Marienvesper

Sonntag, 5. Februar 2017, 17.00 Uhr
Marienvesper - Sie ist mir lieb, die werte Magd
Werke von Hasse, Schütz, Praetorius, Sweelinck, Gesius, Hassler, Schildt und Crüger

Schon in der Frühzeit der Kirche haben sich eigene Gottesdienstformen zu den Tageszeiten entwickelt, wie z.B. die Vesper, das Abendgebet. Neben Psalmen, Lesung Hymnus steht hier traditionell das Magnificat, der Lobgesang der Maria, im Mittelpunkt des Gottesdienstes. 
Die Lutherische Kirche übernahm diese Gottesdienstformen nahezu unverändert und machte die Vesper zum Ort musikalischer Hochkultur.

Vokalsolisten
Singekreis Stiepel
Barockorchester caterva musica
Angelika Neuleben, Orgel

Michael Goede, Leitung

 

Sie ist mir lieb, die werte Magd
Textdichter: Martin Luther (1534), erstmals gedruckt im "Klugschen Gesangbuch", 1535

Martin Luthers „Lied von der Heiligen Christlichen Kirchen, aus dem 12. Kapitel Apokalypsis“ wurde erstmals im Klugschen Gesangbuch von 1535 abgedruckt und ist ein spätes sowie einem ungewöhnlich kunstvollen Versschema folgendes Kirchenlied.

Es thematisiert die prophetische Vision der „Apokalyptischen Frau“ aus der Offenbarung des Johannes.
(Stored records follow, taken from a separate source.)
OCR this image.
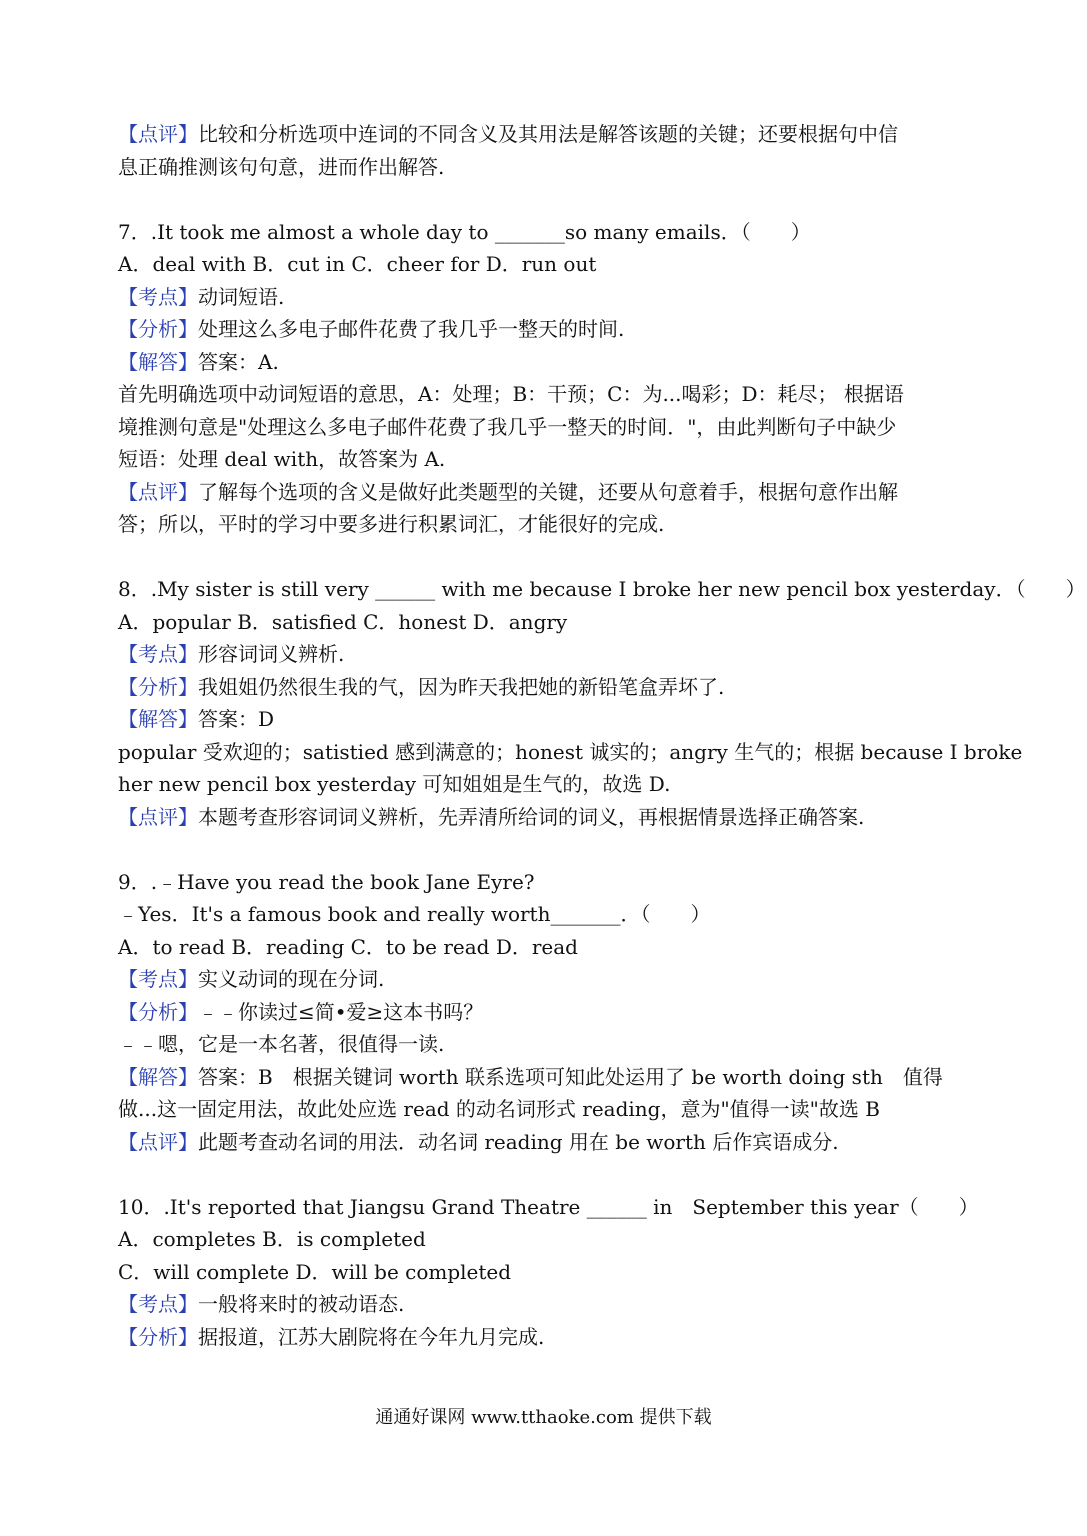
【点评】比较和分析选项中连词的不同含义及其用法是解答该题的关键；还要根据句中信
息正确推测该句句意，进而作出解答.
7．.It took me almost a whole day to _______so many emails．（　　）
A．deal with B．cut in C．cheer for D．run out
【考点】动词短语.
【分析】处理这么多电子邮件花费了我几乎一整天的时间.
【解答】答案：A.
首先明确选项中动词短语的意思，A：处理；B：干预；C：为...喝彩；D：耗尽； 根据语
境推测句意是"处理这么多电子邮件花费了我几乎一整天的时间．"，由此判断句子中缺少
短语：处理 deal with，故答案为 A.
【点评】了解每个选项的含义是做好此类题型的关键，还要从句意着手，根据句意作出解
答；所以，平时的学习中要多进行积累词汇，才能很好的完成.
8．.My sister is still very ______ with me because I broke her new pencil box yesterday．（　　）
A．popular B．satisfied C．honest D．angry
【考点】形容词词义辨析.
【分析】我姐姐仍然很生我的气，因为昨天我把她的新铅笔盒弄坏了.
【解答】答案：D
popular 受欢迎的；satistied 感到满意的；honest 诚实的；angry 生气的；根据 because I broke
her new pencil box yesterday 可知姐姐是生气的，故选 D.
【点评】本题考查形容词词义辨析，先弄清所给词的词义，再根据情景选择正确答案.
9．.﹣Have you read the book Jane Eyre?
﹣Yes．It's a famous book and really worth_______．（　　）
A．to read B．reading C．to be read D．read
【考点】实义动词的现在分词.
【分析】﹣﹣你读过≤简•爱≥这本书吗？
﹣﹣嗯，它是一本名著，很值得一读.
【解答】答案：B　根据关键词 worth 联系选项可知此处运用了 be worth doing sth　值得
做...这一固定用法，故此处应选 read 的动名词形式 reading，意为"值得一读"故选 B
【点评】此题考查动名词的用法．动名词 reading 用在 be worth 后作宾语成分.
10．.It's reported that Jiangsu Grand Theatre ______ in　September this year（　　）
A．completes B．is completed
C．will complete D．will be completed
【考点】一般将来时的被动语态.
【分析】据报道，江苏大剧院将在今年九月完成.
通通好课网 www.tthaoke.com 提供下载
Mit dieser Frau ist in dem insgesamt rätselhaften und geheimnisvollen Text die Jesusmutter Maria gemeint. Es ist jedoch keine eindimensionale Marienverehrung. Vielmehr steht Maria hier als Symbol für die gesamte Kirche. „Die Frau“ repräsentiert in vielen Stellen der Bibel die Gemeinde Gottes, im Alten Testament das Volk Israel, im Neuen Testament das geistliche Israel und dann die christliche Gemeinde: die Zwölfzahl der Sterne symbolisiert in diesem Sinne die zwölf Stämme Israels und die zwölf Apostel. Sie Sternenkrone ist das Zeichen der Fülle und der königlichen Würde. 
Martin Luthers Lied greift die intensiven Bilder der Sonne, des Mondes und des Drachen (Metapher für den Satan) auf und beschreibt damit seine Vision einer künftigen Kirche. Das Lied ist nur selten rezipiert, obwohl es formal, sprachlich und in seinem geheimnisvollen Gehalt zu seinen besten Dichtungen zu zählen ist.